Peta Jalan Terhadap Masyarakat Adat
Perilaku adat yang terpelihara dan dipertahankan sejak dahulu tetap bertahan hingga kini, diantaranya yang masih kuat, seperti sistem pemerintahan negeri, susunan masyarakat, sistem kekerabatan, sistem perkawinan, sistem pembagian harta, hukum tanah, sistem dati, sistem sasi, sistem waris, sistem wasiat dan sebagainya.
Nilai adat istiadat itu telah bersemayam di dalam pikiran setiap individu sebagai angggota masyarakat, sehingga hubungan antara satu dengan yang lain nampak tertib dan teratur karena masing-masing telah memahami kedudukannya, baik sebagai masyarakat biasa, pemimpin adat, pemimpin agama, keamanan, sebagai pemuda- pemudi dan lain sebagainya.
Hal ini berarti, sudah sewajarnya masyarakat adat memiliki wilayah adat mereka sendiri dan memiliki tradisi yang dirawat keberlanjutannya secara turun- temurun.
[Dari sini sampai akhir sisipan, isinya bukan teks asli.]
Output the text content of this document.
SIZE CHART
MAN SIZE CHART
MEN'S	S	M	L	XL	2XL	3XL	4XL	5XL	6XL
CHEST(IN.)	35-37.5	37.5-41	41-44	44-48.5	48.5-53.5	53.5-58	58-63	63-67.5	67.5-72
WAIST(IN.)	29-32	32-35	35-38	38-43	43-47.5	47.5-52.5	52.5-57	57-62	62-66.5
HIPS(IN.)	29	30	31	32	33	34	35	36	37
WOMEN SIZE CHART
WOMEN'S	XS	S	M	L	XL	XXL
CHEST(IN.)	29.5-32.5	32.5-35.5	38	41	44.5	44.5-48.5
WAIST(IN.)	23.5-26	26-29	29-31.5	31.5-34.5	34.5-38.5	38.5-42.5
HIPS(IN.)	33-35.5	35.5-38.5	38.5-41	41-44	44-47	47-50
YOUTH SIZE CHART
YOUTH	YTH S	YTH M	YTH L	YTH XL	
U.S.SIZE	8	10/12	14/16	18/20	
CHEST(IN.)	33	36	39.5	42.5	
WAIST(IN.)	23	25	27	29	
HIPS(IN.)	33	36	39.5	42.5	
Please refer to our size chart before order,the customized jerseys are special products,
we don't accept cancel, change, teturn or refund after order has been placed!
Adat istiadat idealnya mampu mencerminkan jiwa dan kepribadian suatu masyarakat.
Dari perspektif (ilmu) hukum adat, ada cita kesempurnaan masyarakat adat yang perlu dipahami, termasuk juga masyarakat adat, yakni kebersihan rohani, kesopanan dalam perbuatan dan kebersamaan yang ramah. Ketiga cita kesempurnaan ini berproses melalui "Intelek dan Nalar". Kenapa?Â
Karena adat istiadat senantiasa bersandar pada, pengenalan akan kandungan alam pikiran dan kehidupan rohani masyarakat yang merupakan sumber pesan dan amanat antar generasi, sebagai pengontrol atas kehidupan social, media pengokohan nilai-nilai intelektual dan teknologi masa lampau serta sarana pendidikan.
Yang dimaksud dengan intelek di sini adalah sisi kritis, kreatif dan kompelatif dari pikiran manusia yang dikembangkan dengan menggunakan nalar, yakni kemampuan untuk mempelajari, menilai, mempertanyakan, mengimajinasi, menteorikan, mengubah fakta menjadi permasalahan.Â
Kebiasaan berpikir masyarakat adat Maluku yang mengandalkan intelek dan nalar senantiasa didasarkan pada sifat konvergensif dan bukan devergensif. Artinya, cara pandangan terhadap sesuatu (objek) selalu berpasangan, seperti darat, laut, perempuan, laki-laki, atas-bawah dan sebagainya.